Dans sa déclaration de consensus de 1995, le comité mixte Organisation mondiale de la santé/Organisation internationale du travail précise que la santé au travail s'articule autour de trois objectifs distincts :
– préservation et promotion de la santé du travailleur et de sa capacité de travail ;
– amélioration du milieu de travail et du travail, qui doivent être rendus favorables à la sécurité et la santé ;
– élaboration d'une organisation et d'une culture du travail qui développent la santé et la sécurité au travail.

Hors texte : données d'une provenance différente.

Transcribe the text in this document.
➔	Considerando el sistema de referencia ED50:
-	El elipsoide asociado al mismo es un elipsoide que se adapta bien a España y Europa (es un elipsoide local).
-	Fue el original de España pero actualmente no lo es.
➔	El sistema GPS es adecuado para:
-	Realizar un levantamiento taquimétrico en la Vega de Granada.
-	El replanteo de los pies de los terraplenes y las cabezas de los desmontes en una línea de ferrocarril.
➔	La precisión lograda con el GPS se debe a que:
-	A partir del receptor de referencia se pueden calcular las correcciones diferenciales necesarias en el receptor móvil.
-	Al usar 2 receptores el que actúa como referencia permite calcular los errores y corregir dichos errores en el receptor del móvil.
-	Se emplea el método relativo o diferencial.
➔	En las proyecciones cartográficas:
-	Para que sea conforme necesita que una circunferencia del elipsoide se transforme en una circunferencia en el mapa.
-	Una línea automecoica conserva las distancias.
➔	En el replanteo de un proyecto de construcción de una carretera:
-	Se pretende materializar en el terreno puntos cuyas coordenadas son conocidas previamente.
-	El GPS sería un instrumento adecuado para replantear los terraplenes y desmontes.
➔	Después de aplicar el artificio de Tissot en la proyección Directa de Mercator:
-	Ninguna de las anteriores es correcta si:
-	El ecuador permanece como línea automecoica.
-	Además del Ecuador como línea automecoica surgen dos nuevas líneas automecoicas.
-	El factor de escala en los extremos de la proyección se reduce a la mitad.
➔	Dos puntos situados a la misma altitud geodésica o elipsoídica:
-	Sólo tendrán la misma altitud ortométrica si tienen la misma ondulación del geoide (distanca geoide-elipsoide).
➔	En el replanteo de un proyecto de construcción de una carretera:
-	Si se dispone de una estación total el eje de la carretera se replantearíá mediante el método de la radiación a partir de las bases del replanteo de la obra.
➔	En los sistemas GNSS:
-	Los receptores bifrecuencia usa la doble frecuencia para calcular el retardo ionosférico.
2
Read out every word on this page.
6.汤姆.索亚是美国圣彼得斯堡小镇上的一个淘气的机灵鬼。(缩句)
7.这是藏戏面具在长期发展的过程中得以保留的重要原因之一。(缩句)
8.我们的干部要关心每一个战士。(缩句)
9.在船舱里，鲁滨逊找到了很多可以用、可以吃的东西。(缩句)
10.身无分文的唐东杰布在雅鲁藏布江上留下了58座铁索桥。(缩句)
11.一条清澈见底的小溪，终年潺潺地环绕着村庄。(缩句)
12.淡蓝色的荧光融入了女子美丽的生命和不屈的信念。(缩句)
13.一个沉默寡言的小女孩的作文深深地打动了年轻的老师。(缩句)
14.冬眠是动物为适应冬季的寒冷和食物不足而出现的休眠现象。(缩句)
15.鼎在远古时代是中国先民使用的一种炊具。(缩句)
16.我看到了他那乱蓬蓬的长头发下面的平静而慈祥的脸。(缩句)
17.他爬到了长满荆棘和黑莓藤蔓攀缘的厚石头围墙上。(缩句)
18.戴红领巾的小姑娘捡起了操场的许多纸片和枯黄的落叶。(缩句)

Parce que la santé des agents est l'un des fondements de la qualité de vie au travail et qu'au-delà de son obligation et de sa responsabilité légale en santé au travail, Pôle emploi a un rôle majeur à jouer pour que chaque agent puisse travailler en bonne santé de manière durable, les actions de cet axe couvrent les trois dimensions mentionnées précédemment.
Aussi, les parties signataires rappellent que l'évaluation des risques professionnels, en particulier les risques d'atteinte à la santé au travail, la réalisation de plans d'action de prévention, la transcription de cette évaluation et des actions dans le document unique d'évaluation des risques et la mise à jour – a minima annuelle – de cette évaluation sont la colonne vertébrale d'une démarche de prévention en santé au travail.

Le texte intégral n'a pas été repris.